A typical httrack use:
httrack https://some.site.com -W -O ~/websites/somesite --robots=0 --stay-on-same-address
On ~/websites/somesite
will be created a folder structure with HTML and other files similar to the URLs on https://some.site.com
. You can even open the index.html
file locally in your browser and browse the mirrored content.
The httrack technique performs better and faster than the wget command, which is also very powerful but for simpler tasks. The curl command is popular in macOS but is far simpler and can’t crawl an entire site.

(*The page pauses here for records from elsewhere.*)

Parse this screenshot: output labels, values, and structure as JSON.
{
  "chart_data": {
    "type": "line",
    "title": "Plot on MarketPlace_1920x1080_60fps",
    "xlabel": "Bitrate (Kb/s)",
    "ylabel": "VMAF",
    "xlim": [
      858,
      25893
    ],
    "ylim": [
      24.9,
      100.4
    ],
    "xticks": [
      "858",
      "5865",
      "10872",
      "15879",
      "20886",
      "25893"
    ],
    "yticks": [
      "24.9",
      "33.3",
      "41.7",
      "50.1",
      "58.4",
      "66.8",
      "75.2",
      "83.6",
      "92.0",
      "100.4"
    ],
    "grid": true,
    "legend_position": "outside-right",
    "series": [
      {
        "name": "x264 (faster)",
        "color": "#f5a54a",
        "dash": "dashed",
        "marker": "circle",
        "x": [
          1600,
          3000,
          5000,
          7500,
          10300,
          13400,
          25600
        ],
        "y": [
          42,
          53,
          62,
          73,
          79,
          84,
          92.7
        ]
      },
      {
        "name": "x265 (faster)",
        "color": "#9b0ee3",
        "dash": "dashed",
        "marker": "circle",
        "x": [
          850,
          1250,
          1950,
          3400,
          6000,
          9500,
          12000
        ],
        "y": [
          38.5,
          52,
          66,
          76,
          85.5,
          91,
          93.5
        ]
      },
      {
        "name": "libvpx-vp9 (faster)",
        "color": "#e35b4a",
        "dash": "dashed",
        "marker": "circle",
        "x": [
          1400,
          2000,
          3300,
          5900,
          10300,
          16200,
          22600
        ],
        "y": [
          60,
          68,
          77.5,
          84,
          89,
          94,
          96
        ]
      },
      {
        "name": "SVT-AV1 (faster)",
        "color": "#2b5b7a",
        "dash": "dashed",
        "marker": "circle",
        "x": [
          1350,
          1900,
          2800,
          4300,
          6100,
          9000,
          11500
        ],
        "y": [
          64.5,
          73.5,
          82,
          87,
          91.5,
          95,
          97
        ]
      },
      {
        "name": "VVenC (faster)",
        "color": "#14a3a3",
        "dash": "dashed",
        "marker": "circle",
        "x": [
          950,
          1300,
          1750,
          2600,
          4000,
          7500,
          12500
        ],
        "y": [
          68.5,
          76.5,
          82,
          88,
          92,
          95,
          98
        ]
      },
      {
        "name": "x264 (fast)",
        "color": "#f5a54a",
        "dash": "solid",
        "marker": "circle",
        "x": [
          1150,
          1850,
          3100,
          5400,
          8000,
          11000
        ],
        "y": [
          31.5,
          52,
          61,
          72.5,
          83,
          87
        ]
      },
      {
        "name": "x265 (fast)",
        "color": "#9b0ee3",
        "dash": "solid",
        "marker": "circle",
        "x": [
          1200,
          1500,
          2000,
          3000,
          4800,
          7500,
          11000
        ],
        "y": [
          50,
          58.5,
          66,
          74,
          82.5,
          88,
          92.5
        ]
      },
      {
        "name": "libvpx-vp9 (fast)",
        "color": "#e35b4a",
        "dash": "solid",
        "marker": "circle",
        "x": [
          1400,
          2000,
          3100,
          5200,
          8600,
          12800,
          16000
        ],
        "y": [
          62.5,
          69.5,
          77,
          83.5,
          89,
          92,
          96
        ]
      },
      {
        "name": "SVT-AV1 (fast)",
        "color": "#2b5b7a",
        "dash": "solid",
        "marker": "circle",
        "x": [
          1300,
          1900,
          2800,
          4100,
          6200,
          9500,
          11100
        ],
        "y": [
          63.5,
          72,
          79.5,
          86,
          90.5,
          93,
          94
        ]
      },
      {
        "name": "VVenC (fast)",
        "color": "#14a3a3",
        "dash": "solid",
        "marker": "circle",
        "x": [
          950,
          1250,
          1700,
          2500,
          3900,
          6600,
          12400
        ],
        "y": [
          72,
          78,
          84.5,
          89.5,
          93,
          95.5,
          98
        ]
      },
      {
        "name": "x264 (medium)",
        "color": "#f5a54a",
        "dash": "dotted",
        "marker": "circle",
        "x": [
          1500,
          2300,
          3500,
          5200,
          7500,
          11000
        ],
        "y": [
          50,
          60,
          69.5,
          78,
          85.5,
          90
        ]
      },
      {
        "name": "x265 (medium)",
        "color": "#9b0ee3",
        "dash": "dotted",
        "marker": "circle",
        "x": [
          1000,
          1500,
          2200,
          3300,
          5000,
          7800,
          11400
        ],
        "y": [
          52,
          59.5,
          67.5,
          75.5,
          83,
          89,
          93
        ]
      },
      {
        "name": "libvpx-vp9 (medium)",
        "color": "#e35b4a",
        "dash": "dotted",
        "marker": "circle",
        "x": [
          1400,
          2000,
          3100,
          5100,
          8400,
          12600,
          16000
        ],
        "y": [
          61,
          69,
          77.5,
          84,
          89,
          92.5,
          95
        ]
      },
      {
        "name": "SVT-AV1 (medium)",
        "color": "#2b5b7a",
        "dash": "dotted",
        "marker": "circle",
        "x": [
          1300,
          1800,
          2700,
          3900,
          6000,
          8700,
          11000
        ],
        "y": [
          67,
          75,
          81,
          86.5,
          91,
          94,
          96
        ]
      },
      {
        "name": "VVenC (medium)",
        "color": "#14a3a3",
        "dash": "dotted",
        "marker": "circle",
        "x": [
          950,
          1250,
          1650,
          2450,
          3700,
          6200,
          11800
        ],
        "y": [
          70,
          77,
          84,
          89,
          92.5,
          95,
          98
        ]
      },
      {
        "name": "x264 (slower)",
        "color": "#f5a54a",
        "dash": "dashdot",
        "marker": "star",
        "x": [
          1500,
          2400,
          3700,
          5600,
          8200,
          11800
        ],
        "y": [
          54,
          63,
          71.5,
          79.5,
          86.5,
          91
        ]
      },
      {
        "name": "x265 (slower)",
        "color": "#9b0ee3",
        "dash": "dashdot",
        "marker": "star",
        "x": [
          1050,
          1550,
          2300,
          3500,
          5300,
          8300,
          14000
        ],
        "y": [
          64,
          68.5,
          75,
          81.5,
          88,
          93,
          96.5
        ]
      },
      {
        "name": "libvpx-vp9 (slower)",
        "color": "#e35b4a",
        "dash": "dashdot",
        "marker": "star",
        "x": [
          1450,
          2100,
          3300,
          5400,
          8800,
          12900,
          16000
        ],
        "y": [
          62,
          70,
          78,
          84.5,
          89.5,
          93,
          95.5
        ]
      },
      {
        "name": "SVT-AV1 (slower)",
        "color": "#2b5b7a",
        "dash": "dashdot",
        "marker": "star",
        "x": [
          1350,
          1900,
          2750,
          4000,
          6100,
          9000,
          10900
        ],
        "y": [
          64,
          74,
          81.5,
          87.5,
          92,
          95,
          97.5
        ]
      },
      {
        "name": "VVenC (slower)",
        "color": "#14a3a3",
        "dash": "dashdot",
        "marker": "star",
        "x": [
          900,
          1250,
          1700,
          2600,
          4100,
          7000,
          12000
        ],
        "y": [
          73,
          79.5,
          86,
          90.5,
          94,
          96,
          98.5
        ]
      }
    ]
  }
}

If the content you need to download is media, video, audio from sites like YouTube, Vimeo, Facebook, Instagram, TikTok, Twitter or other video sites, yt-dlp does the job perfectly. Also available in all Linux systems (or with a plain pip install yt-dlp
in any Python environment), this tool is a maintained fork of the old youtube-dl, which is now unmaintained and obsolete.
Content downloading from the Web is the most basic operation of the Internet. It is what web browsers do all the time. Using these tools is exactly like switching to another browser, one that saves the content in a deterministic way instead of just rendering on the screen.
In the same way, there are even more specialized tools capable of saving content provided by music services as Spotify, Deezer, Tidal, sometimes in lossless and studio-grade quality, complete with embedded lyrics, album cover art and high quality tagging. But these are subjects for another writing.
These tools are not recommended if you need more advanced interactions with services on the Internet. For a more reliable and precise content exchange try first the service’s APIs, if they provide one. Keep web scraping and site crawling as your very last resource.